とある神官の話
教皇が不在でよかった。キースは視線を戻す。
集まった枢機卿はみな、自分より年上ばかりだ。この中で若いのはキースか、この毒舌のフォンエルズか。しかしこのミスラ・フォンエルズは年齢不詳だった。
ざわついた室内。
「怯えているのは貴殿ではないのか?」
「何故?」
「知っているような口ぶりだが、貴殿はあの時、聖都にはいなかったし、枢機卿になったのもそこの若造と変わらぬではないか」
ヒーセル枢機卿が笑う。
枢機卿といっても、みなが仲良しなわけがない。キースは堪える。自分でもわかっているからだ。若造だということか。

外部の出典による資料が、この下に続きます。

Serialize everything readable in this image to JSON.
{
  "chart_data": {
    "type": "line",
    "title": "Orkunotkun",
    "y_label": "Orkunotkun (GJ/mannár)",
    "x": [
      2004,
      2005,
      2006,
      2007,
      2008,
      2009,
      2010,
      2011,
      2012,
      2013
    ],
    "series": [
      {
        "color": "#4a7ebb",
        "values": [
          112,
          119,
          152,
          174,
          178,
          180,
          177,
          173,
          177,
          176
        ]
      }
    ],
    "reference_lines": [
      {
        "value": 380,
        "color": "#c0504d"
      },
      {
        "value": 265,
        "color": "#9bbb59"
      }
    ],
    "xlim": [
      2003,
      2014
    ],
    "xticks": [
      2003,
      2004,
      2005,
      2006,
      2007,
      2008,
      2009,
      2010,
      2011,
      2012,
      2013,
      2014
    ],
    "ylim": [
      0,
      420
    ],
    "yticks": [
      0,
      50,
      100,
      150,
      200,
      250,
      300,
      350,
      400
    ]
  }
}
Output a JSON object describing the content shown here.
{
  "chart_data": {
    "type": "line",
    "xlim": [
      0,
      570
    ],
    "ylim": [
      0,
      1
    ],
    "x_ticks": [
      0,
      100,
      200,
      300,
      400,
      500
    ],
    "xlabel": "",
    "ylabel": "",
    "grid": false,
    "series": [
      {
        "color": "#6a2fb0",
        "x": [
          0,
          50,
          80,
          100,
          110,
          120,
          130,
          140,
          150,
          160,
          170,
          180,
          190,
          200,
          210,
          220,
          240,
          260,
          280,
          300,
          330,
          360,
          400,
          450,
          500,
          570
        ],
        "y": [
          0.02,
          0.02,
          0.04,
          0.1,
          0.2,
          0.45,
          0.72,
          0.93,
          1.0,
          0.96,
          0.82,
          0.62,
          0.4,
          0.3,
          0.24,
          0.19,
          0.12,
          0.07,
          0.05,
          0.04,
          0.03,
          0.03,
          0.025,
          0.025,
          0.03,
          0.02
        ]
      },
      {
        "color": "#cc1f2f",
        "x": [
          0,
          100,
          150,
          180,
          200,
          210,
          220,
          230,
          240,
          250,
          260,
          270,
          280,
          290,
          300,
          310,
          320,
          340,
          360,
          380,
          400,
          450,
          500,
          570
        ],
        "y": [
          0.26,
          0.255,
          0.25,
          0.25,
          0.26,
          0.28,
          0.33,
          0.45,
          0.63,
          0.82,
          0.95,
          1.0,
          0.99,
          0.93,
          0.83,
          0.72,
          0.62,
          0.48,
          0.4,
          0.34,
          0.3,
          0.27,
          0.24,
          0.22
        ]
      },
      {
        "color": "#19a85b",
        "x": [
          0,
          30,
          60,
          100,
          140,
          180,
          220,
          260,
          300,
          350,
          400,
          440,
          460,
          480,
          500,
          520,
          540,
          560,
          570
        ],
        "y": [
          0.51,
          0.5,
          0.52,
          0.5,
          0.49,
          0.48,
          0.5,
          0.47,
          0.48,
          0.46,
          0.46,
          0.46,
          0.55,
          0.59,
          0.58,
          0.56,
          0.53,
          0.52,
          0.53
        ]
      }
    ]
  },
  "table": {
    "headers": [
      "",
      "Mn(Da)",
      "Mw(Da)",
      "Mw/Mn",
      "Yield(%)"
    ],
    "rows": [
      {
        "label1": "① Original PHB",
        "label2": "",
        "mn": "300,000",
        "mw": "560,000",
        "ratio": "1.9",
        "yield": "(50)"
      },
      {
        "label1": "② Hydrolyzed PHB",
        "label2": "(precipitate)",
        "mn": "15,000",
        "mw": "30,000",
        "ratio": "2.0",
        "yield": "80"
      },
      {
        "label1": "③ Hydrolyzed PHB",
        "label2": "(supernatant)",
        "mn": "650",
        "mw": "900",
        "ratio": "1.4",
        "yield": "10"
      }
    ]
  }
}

老いた枢機卿たちから見たら、フォンエルズも若い方にはいる。まして見た目が若い。
ヒーセル枢機卿が今のところ敵とも言える、か。キースは「若造ですが」と口を挟む。
「少なくとも、実際の事件に出歩き、その目で見ています。私は現場を知っているつもりでいますよ」
「……何がいいたい?」
ヒーセル枢機卿が眉をひそめる。他の何人かの枢機卿も訝しい目を向けた。
隣にいるミスラ・フォンエルズだけが小さく笑みを浮かべた。わかっているが、敵だけではない。いつだってそうだ。